Manchester United 1-2, en finale de la Cup mais élimination aux tirs au but contre le Real Madrid en C1, 3-3, 1-1 a.p., 3-4 aux t.a.b.). À la fin de l’euro, avec la victoire de l’espagne et le titre de meilleur joueur du tournoi, je me suis seulement dit que j’avais prouvé que je pouvais répéter les saisons à très haut niveau. Et aujourd’hui, d’avoir été choisi parmi tous ces immenses joueurs, c’est quelque chose d’incroyable.

Que ressentiez-vous juste avant que George Weah n’ouvre n’enveloppe avec le nom du lauréat 2024 ?

Plein de choses se bousculaient dans ma tête. Par rapport à l’an dernier, cette fois j’avais sans doute une vraie chance, et je faisais le voeu d’entendre prononcer mon nom. En plus, c’était particulier parce que c’est le moment où une partie du public criait un autre nom (Vinicius Jr.). Quand j’ai entendu George Weah dire mon nom, je me suis pris le visage dans les mains, je n’arrivais pas à y croire. J’ai regardé ma famille, mes amis, mes partenaires, et ensuite j’ai essayé tant bien que mal de rejoindre la scène avec mes béquilles.

Dans ces ultimes secondes avant le verdict, avez-vous eu peur de ne pas être désigné ?

Non, je n’ai pas ressenti la peur de perdre car, selon moi, un trophée individuel est toujours un gain, une récompense, c’est toujours positif. On ne peut pas être triste de ne pas obtenir une distinction individuelle car c’est une décision qui ne vous appartient pas, c’est le résultat d’un vote. On recherche la reconnaissance de son travail, c’est humain, mais cette reconnaissance passe d’abord par moi-même. Je fais ce travail d’évaluation de ma progression et de ma performance, j’arrive à être fier de ce que je réalise.

“J’avais envie de m’occuper de ceux qui 
me sont chers et qui étaient là, pas des absents”

Sur scène, on vous a senti ému comme rarement un lauréat ne l’a été...

Quand j’ai reçu le Ballon d’or, je l’ai tenu contre moi, presque comme un bébé.

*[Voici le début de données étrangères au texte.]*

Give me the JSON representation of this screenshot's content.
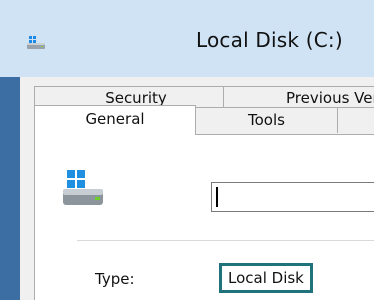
{
  "window": {
    "title": "Local Disk (C:)",
    "accent_color": "#20737a",
    "frame_color": "#3c6ea4",
    "title_icon": "drive-icon"
  },
  "tabs": {
    "back_row": [
      {
        "label": "Security"
      },
      {
        "label": "Previous Versions"
      }
    ],
    "front_row": [
      {
        "label": "General",
        "selected": true
      },
      {
        "label": "Tools"
      }
    ]
  },
  "general": {
    "drive_icon": "hard-drive-icon",
    "name_value": "",
    "type_label": "Type:",
    "type_value": "Local Disk"
  }
}
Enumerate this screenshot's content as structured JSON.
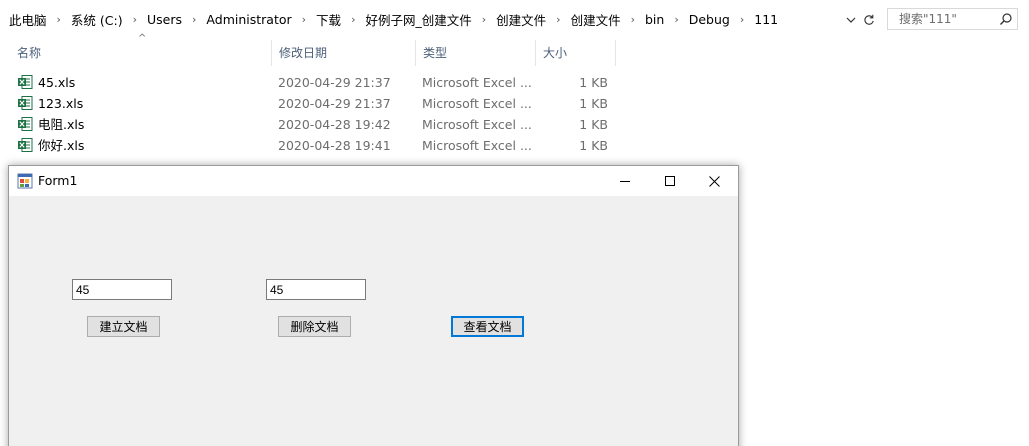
{
  "explorer": {
    "breadcrumbs": [
      "此电脑",
      "系统 (C:)",
      "Users",
      "Administrator",
      "下载",
      "好例子网_创建文件",
      "创建文件",
      "创建文件",
      "bin",
      "Debug",
      "111"
    ],
    "search_placeholder": "搜索\"111\"",
    "columns": {
      "name": "名称",
      "date": "修改日期",
      "type": "类型",
      "size": "大小"
    },
    "files": [
      {
        "name": "45.xls",
        "date": "2020-04-29 21:37",
        "type": "Microsoft Excel ...",
        "size": "1 KB"
      },
      {
        "name": "123.xls",
        "date": "2020-04-29 21:37",
        "type": "Microsoft Excel ...",
        "size": "1 KB"
      },
      {
        "name": "电阻.xls",
        "date": "2020-04-28 19:42",
        "type": "Microsoft Excel ...",
        "size": "1 KB"
      },
      {
        "name": "你好.xls",
        "date": "2020-04-28 19:41",
        "type": "Microsoft Excel ...",
        "size": "1 KB"
      }
    ]
  },
  "form1": {
    "title": "Form1",
    "textbox1_value": "45",
    "textbox2_value": "45",
    "create_button": "建立文档",
    "delete_button": "删除文档",
    "view_button": "查看文档"
  },
  "colors": {
    "accent": "#0078d7",
    "excel_green": "#1e7145",
    "column_header": "#4c607a"
  }
}
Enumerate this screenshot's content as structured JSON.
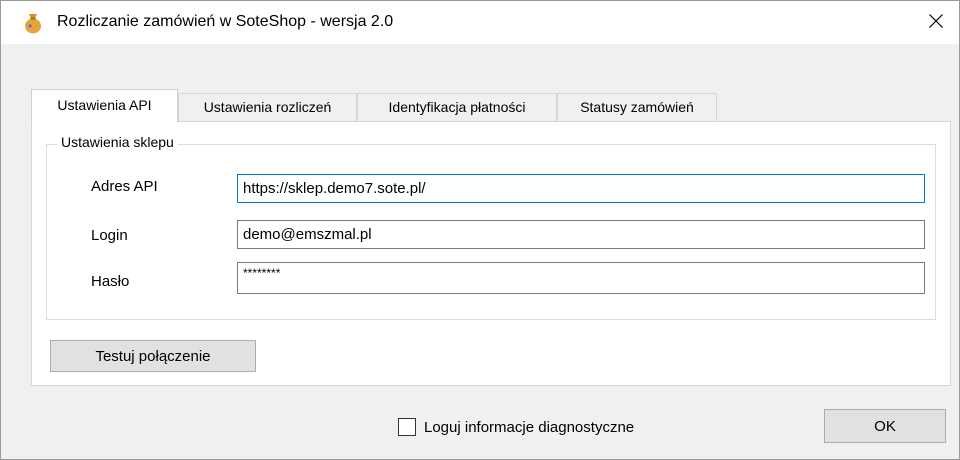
{
  "window": {
    "title": "Rozliczanie zamówień w SoteShop - wersja 2.0",
    "close_glyph": "✕"
  },
  "tabs": [
    {
      "label": "Ustawienia API",
      "active": true
    },
    {
      "label": "Ustawienia rozliczeń",
      "active": false
    },
    {
      "label": "Identyfikacja płatności",
      "active": false
    },
    {
      "label": "Statusy zamówień",
      "active": false
    }
  ],
  "shop_settings": {
    "group_title": "Ustawienia sklepu",
    "api_address": {
      "label": "Adres API",
      "value": "https://sklep.demo7.sote.pl/"
    },
    "login": {
      "label": "Login",
      "value": "demo@emszmal.pl"
    },
    "password": {
      "label": "Hasło",
      "value": "********"
    }
  },
  "test_connection_label": "Testuj połączenie",
  "diagnostics": {
    "label": "Loguj informacje diagnostyczne",
    "checked": false
  },
  "ok_label": "OK",
  "icons": {
    "app": "money-bag-icon",
    "close": "close-icon"
  },
  "colors": {
    "focus_border": "#0078d7",
    "app_icon": "#e8a33a"
  }
}
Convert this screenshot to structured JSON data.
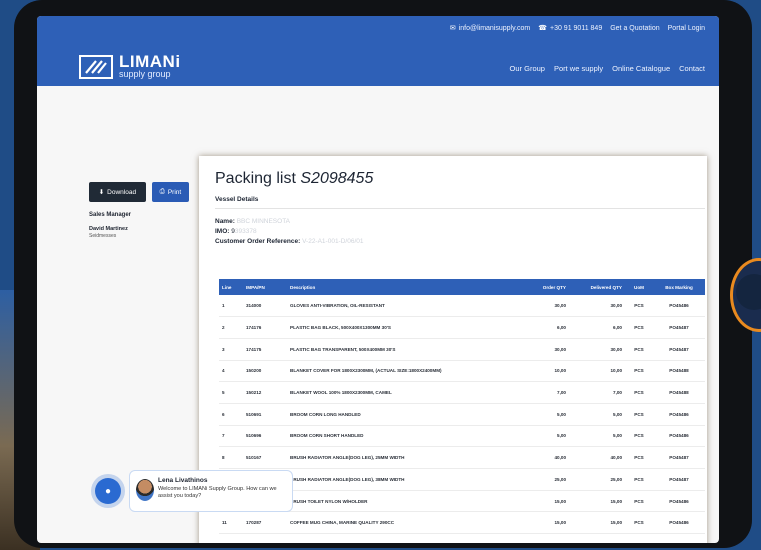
{
  "header": {
    "email": "info@limanisupply.com",
    "phone": "+30 91 9011 849",
    "quote_link": "Get a Quotation",
    "portal_link": "Portal Login",
    "logo_name": "LIMANi",
    "logo_sub": "supply group",
    "nav": [
      "Our Group",
      "Port we supply",
      "Online Catalogue",
      "Contact"
    ]
  },
  "sidebar": {
    "download_label": "Download",
    "print_label": "Print",
    "role": "Sales Manager",
    "person_name": "David Martinez",
    "person_sub": "Seidmesses"
  },
  "document": {
    "title_prefix": "Packing list",
    "title_number": "S2098455",
    "section": "Vessel Details",
    "name_label": "Name:",
    "name_value": "BBC MINNESOTA",
    "imo_label": "IMO:",
    "imo_value": "9",
    "imo_blurred": "393378",
    "ref_label": "Customer Order Reference:",
    "ref_value": "V-22-A1-001-D/06/01"
  },
  "table": {
    "headers": [
      "Line",
      "IMPA/PN",
      "Description",
      "Order QTY",
      "Delivered QTY",
      "UoM",
      "Box Marking"
    ],
    "rows": [
      [
        "1",
        "314000",
        "GLOVES ANTI-VIBRATION, OIL-RESISTANT",
        "30,00",
        "30,00",
        "PCS",
        "PO45486"
      ],
      [
        "2",
        "174176",
        "PLASTIC BAG BLACK, 500X400X1300MM 30'S",
        "6,00",
        "6,00",
        "PCS",
        "PO45487"
      ],
      [
        "3",
        "174175",
        "PLASTIC BAG TRANSPARENT, 500X400MM 30'S",
        "30,00",
        "30,00",
        "PCS",
        "PO45487"
      ],
      [
        "4",
        "150200",
        "BLANKET COVER FOR 1800X2300MM, (ACTUAL SIZE:1800X2400MM)",
        "10,00",
        "10,00",
        "PCS",
        "PO45488"
      ],
      [
        "5",
        "150212",
        "BLANKET WOOL 100% 1800X2300MM, CAMEL",
        "7,00",
        "7,00",
        "PCS",
        "PO45488"
      ],
      [
        "6",
        "510691",
        "BROOM CORN LONG HANDLED",
        "5,00",
        "5,00",
        "PCS",
        "PO45486"
      ],
      [
        "7",
        "510696",
        "BROOM CORN SHORT HANDLED",
        "5,00",
        "5,00",
        "PCS",
        "PO45486"
      ],
      [
        "8",
        "510167",
        "BRUSH RADIATOR ANGLE(DOG LEG), 25MM WIDTH",
        "40,00",
        "40,00",
        "PCS",
        "PO45487"
      ],
      [
        "9",
        "510166",
        "BRUSH RADIATOR ANGLE(DOG LEG), 38MM WIDTH",
        "25,00",
        "25,00",
        "PCS",
        "PO45487"
      ],
      [
        "10",
        "510152",
        "BRUSH TOILET NYLON W/HOLDER",
        "15,00",
        "15,00",
        "PCS",
        "PO45486"
      ],
      [
        "11",
        "170287",
        "COFFEE MUG CHINA, MARINE QUALITY 290CC",
        "15,00",
        "15,00",
        "PCS",
        "PO45486"
      ]
    ]
  },
  "chat": {
    "agent_name": "Lena Livathinos",
    "message": "Welcome to LIMANi Supply Group. How can we assist you today?"
  }
}
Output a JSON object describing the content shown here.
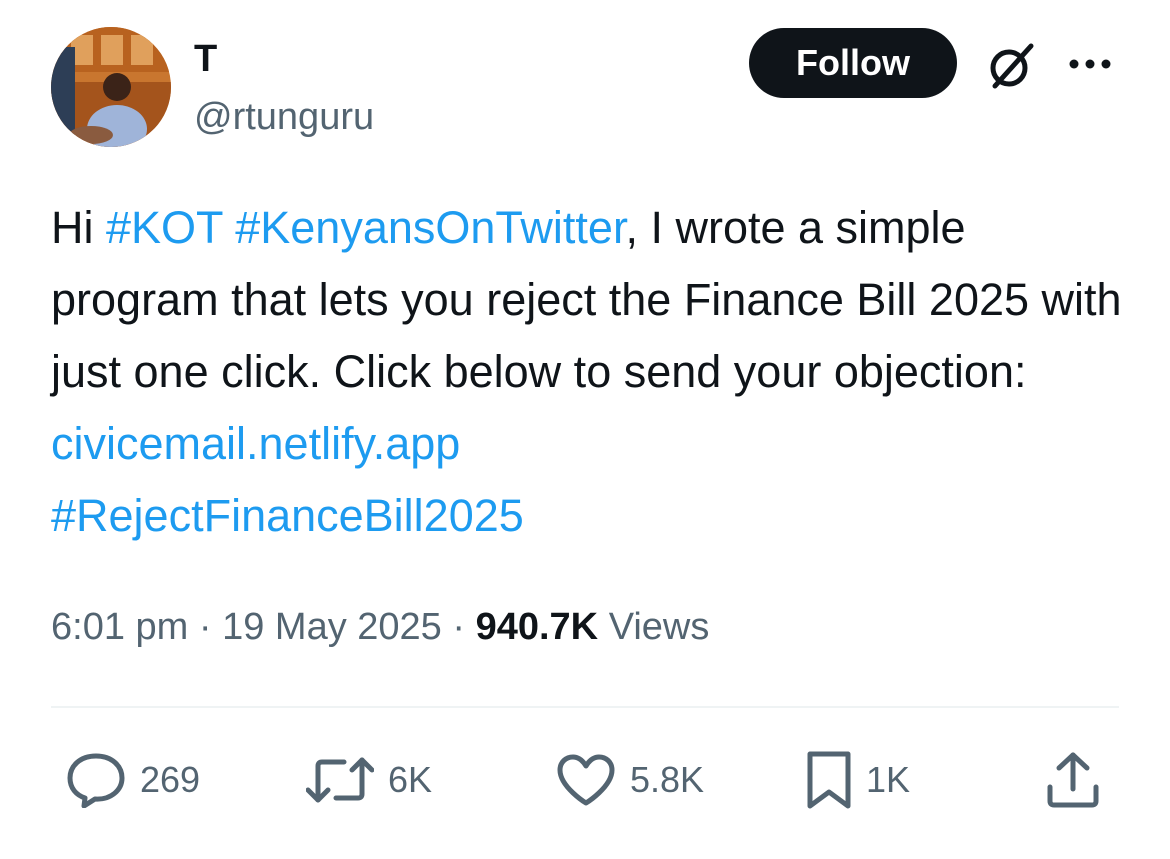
{
  "author": {
    "display_name": "T",
    "handle": "@rtunguru"
  },
  "header": {
    "follow_label": "Follow",
    "grok_icon": "grok-slash-icon",
    "more_icon": "more-dots-icon"
  },
  "tweet": {
    "text_parts": {
      "greeting": "Hi ",
      "hashtag_kot": "#KOT",
      "space1": " ",
      "hashtag_kenyans": "#KenyansOnTwitter",
      "body": ", I wrote a simple program that lets you reject the Finance Bill 2025 with just one click. Click below to send your objection: ",
      "link": "civicemail.netlify.app",
      "hashtag_reject": "#RejectFinanceBill2025"
    }
  },
  "meta": {
    "time": "6:01 pm",
    "separator": " · ",
    "date": "19 May 2025",
    "views_count": "940.7K",
    "views_label": " Views"
  },
  "actions": {
    "replies": "269",
    "reposts": "6K",
    "likes": "5.8K",
    "bookmarks": "1K"
  },
  "colors": {
    "link": "#1d9bf0",
    "secondary_text": "#536471",
    "primary_text": "#0f1419"
  }
}
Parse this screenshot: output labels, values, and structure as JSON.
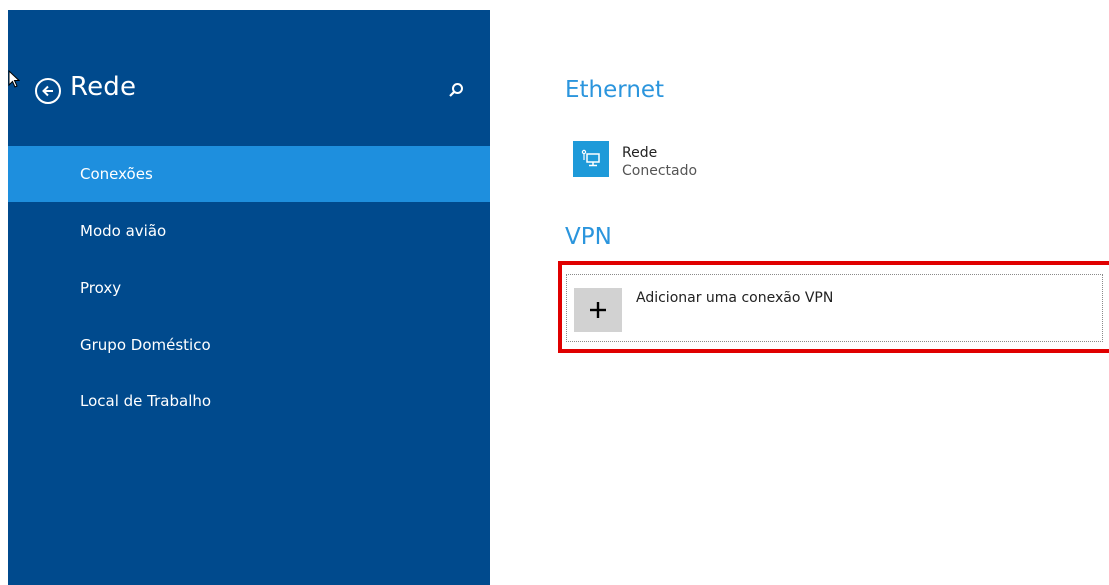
{
  "sidebar": {
    "title": "Rede",
    "items": [
      {
        "label": "Conexões",
        "active": true
      },
      {
        "label": "Modo avião",
        "active": false
      },
      {
        "label": "Proxy",
        "active": false
      },
      {
        "label": "Grupo Doméstico",
        "active": false
      },
      {
        "label": "Local de Trabalho",
        "active": false
      }
    ],
    "icons": {
      "back": "back-arrow-icon",
      "search": "search-icon"
    }
  },
  "ethernet": {
    "section_title": "Ethernet",
    "network": {
      "name": "Rede",
      "status": "Conectado",
      "icon": "network-computer-icon"
    }
  },
  "vpn": {
    "section_title": "VPN",
    "add_label": "Adicionar uma conexão VPN",
    "add_icon": "plus-icon"
  },
  "colors": {
    "sidebar_bg": "#004a8d",
    "active_item": "#1e8fde",
    "accent": "#2b95dd",
    "highlight": "#e00000"
  }
}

Car, en même temps, je revoyais tout mon parcours depuis mon enfance : les bons moments, les périodes plus dures, quand personne ne croit en vous, quand vous sentez seul... Et là, avec ce trophée, je suis sur le toit du monde. Ce Ballon d’or vient de très loin, je suis le seul à savoir tout le chemin parcouru. C’est le résultat d’une très longue route. Ces dix ou quinze premières secondes sur scène à tenir le trophée, elles sont pour vous, pour l’éternité. Et puis, je vais être honnête, il faut trouver sa respiration, dominer sa crainte de parler à voix haute à ce moment précis où le monde entier vous regarde. Et après, on se tourne et on remercie ceux qui vous ont accompagné sur cette route. Je voulais que mes mots de remerciements soient spontanés, je ne voulais rien préparer. Car ce moment-là doit venir du coeur.

Pendant longtemps, les rumeurs ont désigné Vinicius Jr. comme vainqueur. Étant blessé, avez-vous hésité à venir ?

Non, pas du tout. Quand on reconnaît votre valeur à un très haut niveau, vainqueur final ou non, c’est bien de venir. D’ailleurs, il y a aussi l’aspect collectif qui me tient à coeur. Par exemple, l’an passé, Erling (Haaland) était en position de gagner, bien davantage que je ne pouvais l’être. J’ai eu aussi envie de venir pour le soutenir dans ce moment qui reste à part. Savoir gagner mais aussi savoir perdre, c’est important. Et puis, cette année, avec ma longue blessure et la rééducation, cet événement était comme un bol d’oxygène. Donc, quand j’ai pris la décision de venir, c’était avant tout pour profiter de cette superbe soirée. Et d’un seul coup, tout s’est accéléré et est devenu fou. (Sourire.)

Soyons clairs : saviez-vous avant le verdict que vous étiez le vainqueur ?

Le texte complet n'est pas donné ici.